“Rome Made Us Do It !”
Behind the security gate and fencing, St. Joseph’s church seemed as much a captive of the new totalitarian rule as the people, and its immediate future looked just as hopeless. Anxious parishioners could only look on helplessly from the street, absorb the noise of hammer and drill busily engaged within the church and guess at their intended targets. The anxiety and guessing mounted until Fr. W revealed a game-plan in the parish bulletin of 17 September:
We anticipate returning to the church early in 1990. The next year or so will be a period of time when we work at deciding on the most reverent and practical way to worship as a community.
The progress of work in the church has dictated a timetable to us. Therefore we have had to make several decisions. … We have made them after careful study of the Church’s liturgical documents and in consultation with liturgists and architect and with the approval of Bishop Daly.
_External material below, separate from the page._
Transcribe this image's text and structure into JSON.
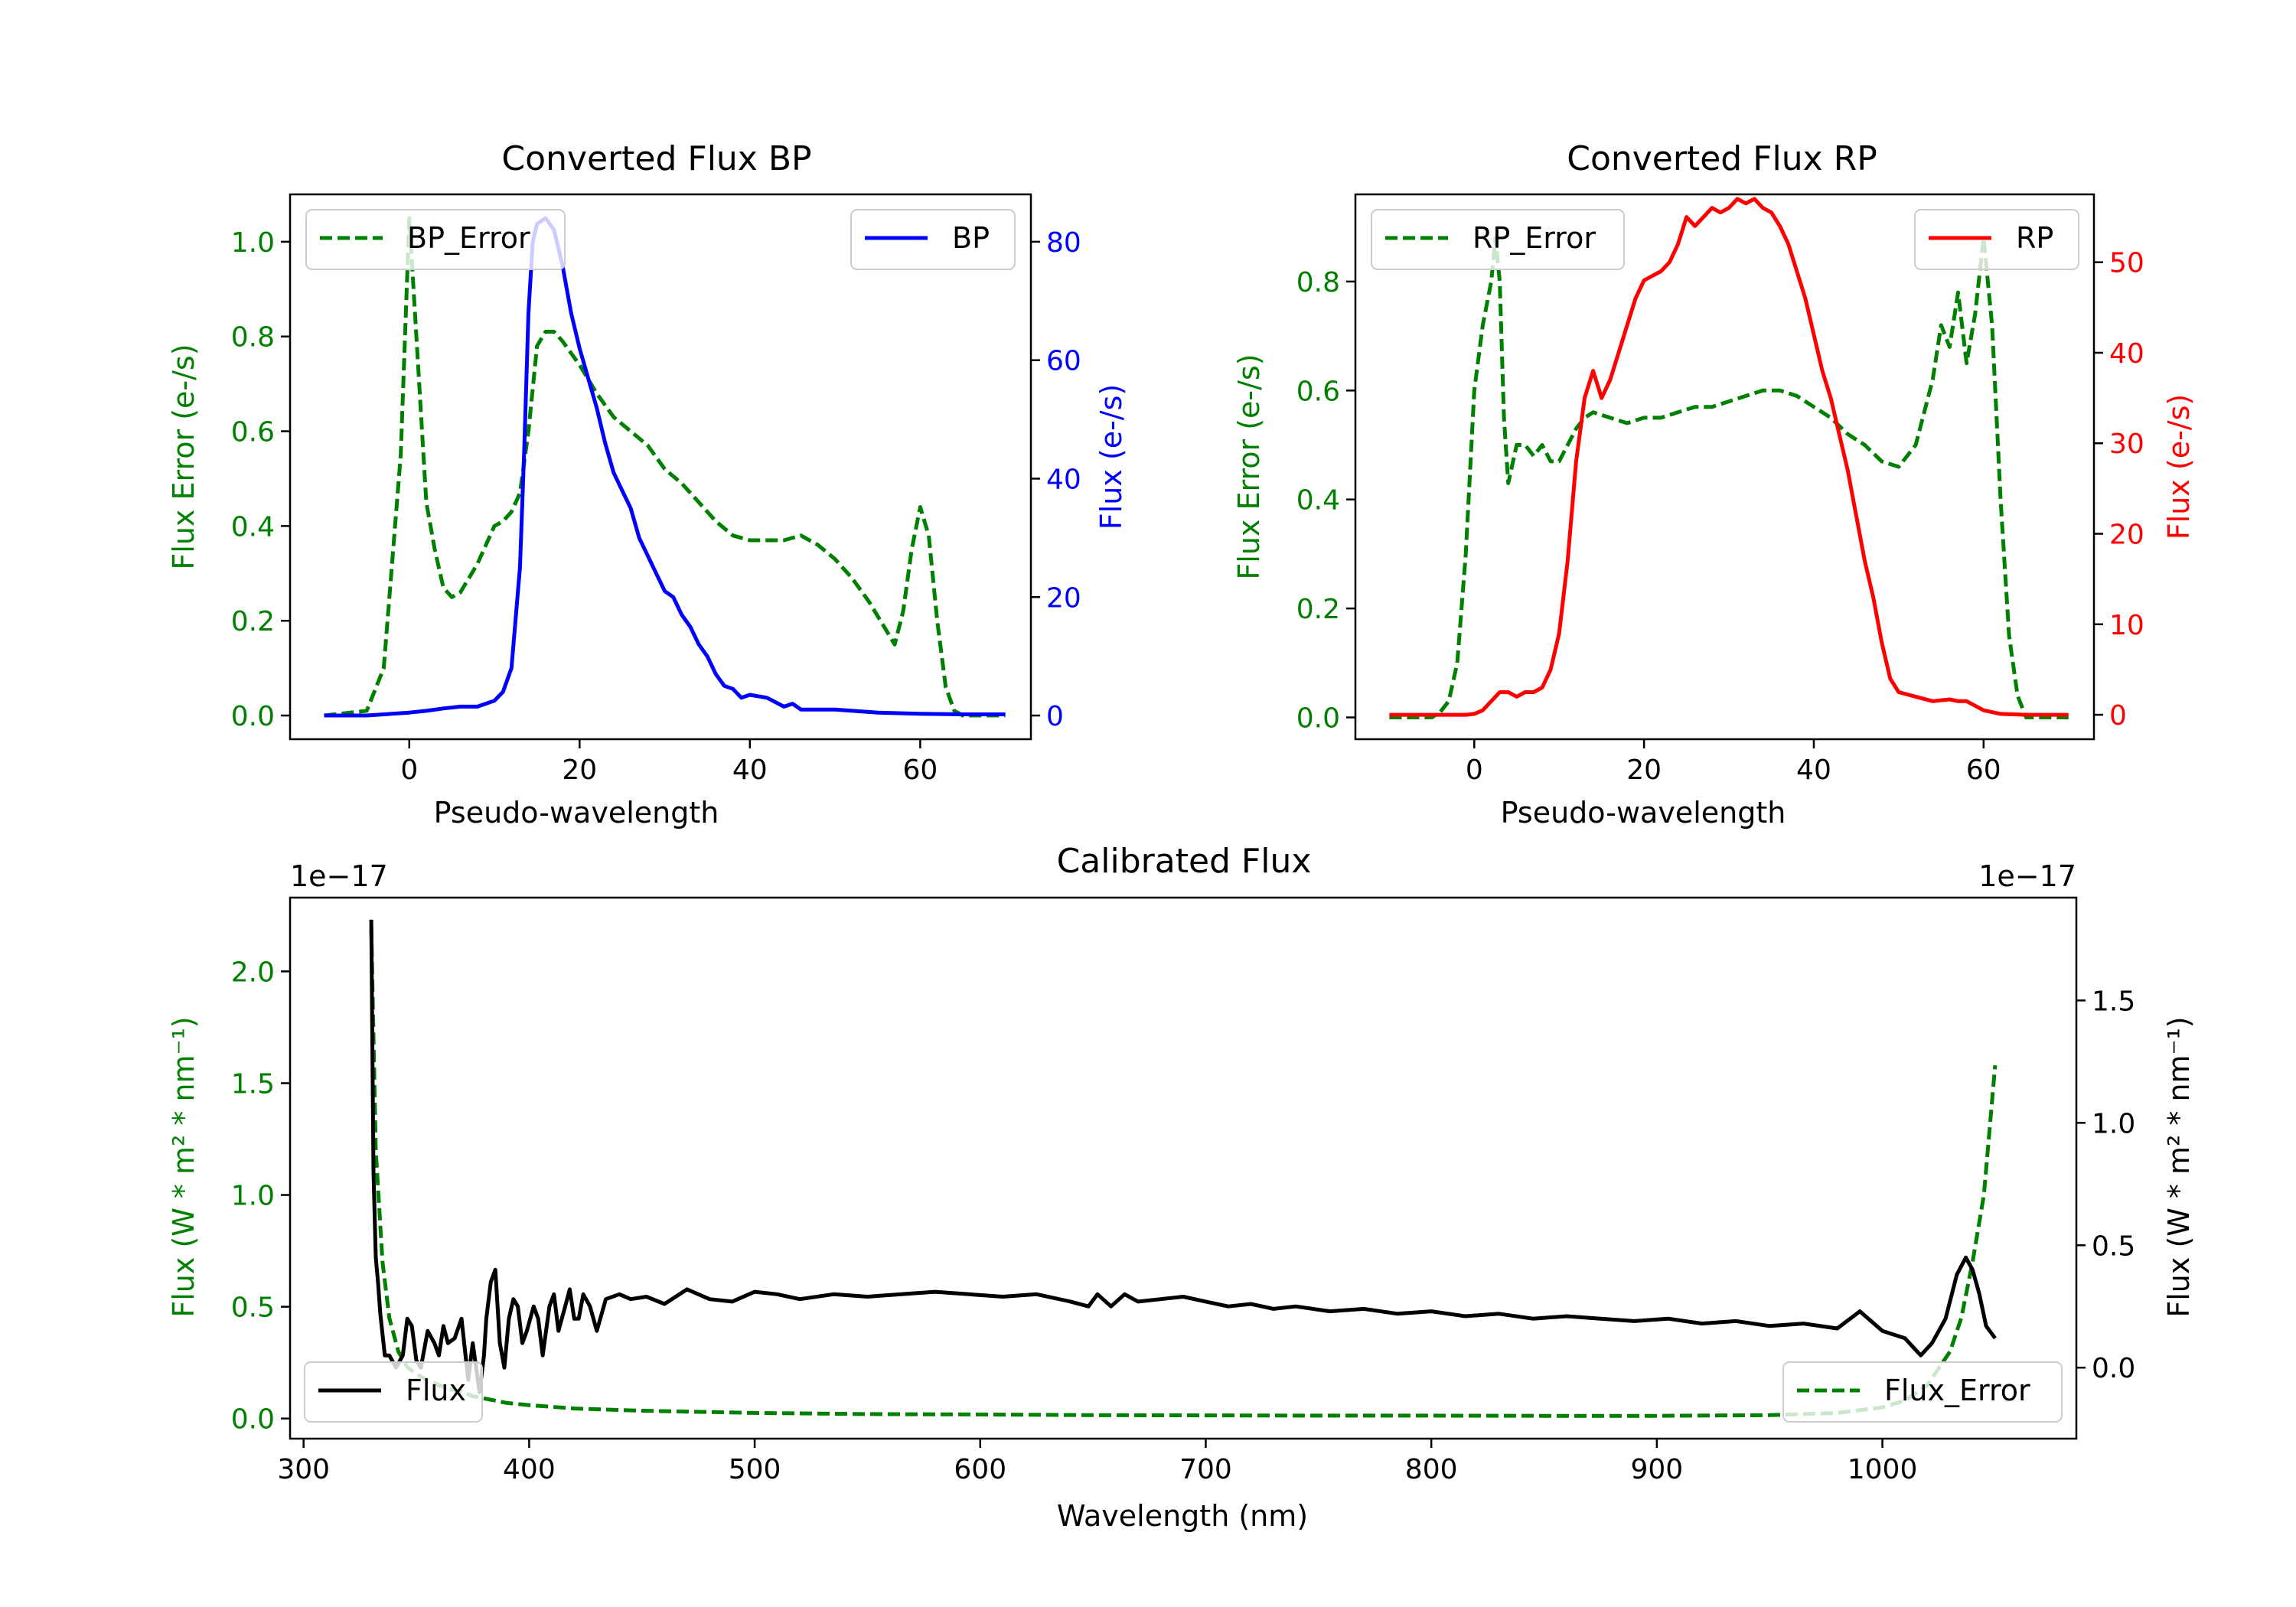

The General Instruction of the Roman Missal, Mystery of the Eucharist (another Roman document) and all Church liturgical teachings instruct that there is to be one altar in the body of the church and that it is to be the focal point around which the Eucharistic assembly gathers. Hence, the main altar is to be moved and the sanctuary floor restored to the two step level. The marble floor is to be relaid and the front Of the existing altar returned to the rear wall beneath the stain glass window. The side altars are to be moved and the front of each placed on the adjacent side walls. The dedication plaques on each are to be retained.
An arch will be created where the left hand side altar was situated looking towards the front of the church. This arch will provide access and visibility from the body of the church into what will become the Eucharistic chapel. This space will be designed specifically to foster personal devotion and prayer. The tabernacle situated in the Eucharistic chapel (again compliance with Roman documents) will be accessible from the body of the church and visible at all times. A lamp will be suspended to indicate the presence of the Blessed Sacrament as is traditional.
The present sacristy will be the work sacristy; some of the women parishioners have assisted in redesigning this area.
… Outside the entrance of the church we plan to ‘soften’ the space with shrubs and seating; this will lead into a narthex or gathering area. Placed to the right under the stairwell there will be a vestry to facilitate processions and to allow the priests proximity to parishioners before and after Mass.
The Reconciliation room will be situated on your left as you enter the church; this will be designed in such a way that the penitent may either sit facing the Priest or confess anonymously.
We thank you in anticipation as together we discover the most satisfactory and holistic way in which to worship in St. Joseph’s Church.
With the big decisions already taken, the inevitable and token parishioner consultative committee was left to assisting in decision-making. concerning the following:‑
- Seating and sanctuary design (there will be a number of seating designs employed)
- Sanctuary furniture
- Marian devotional area and types of Statues, Crucifix and Stations of the Cross
- Morning Mass arrangements, and the many other practical issues which will occur.
It all sounded too horrendous and a mild panic set in as parishioners tried to visualize the extent of the proposals. Perhaps the only comfort to be drawn from the ultimatum was the fact that the main altar appeared safe. Or was it?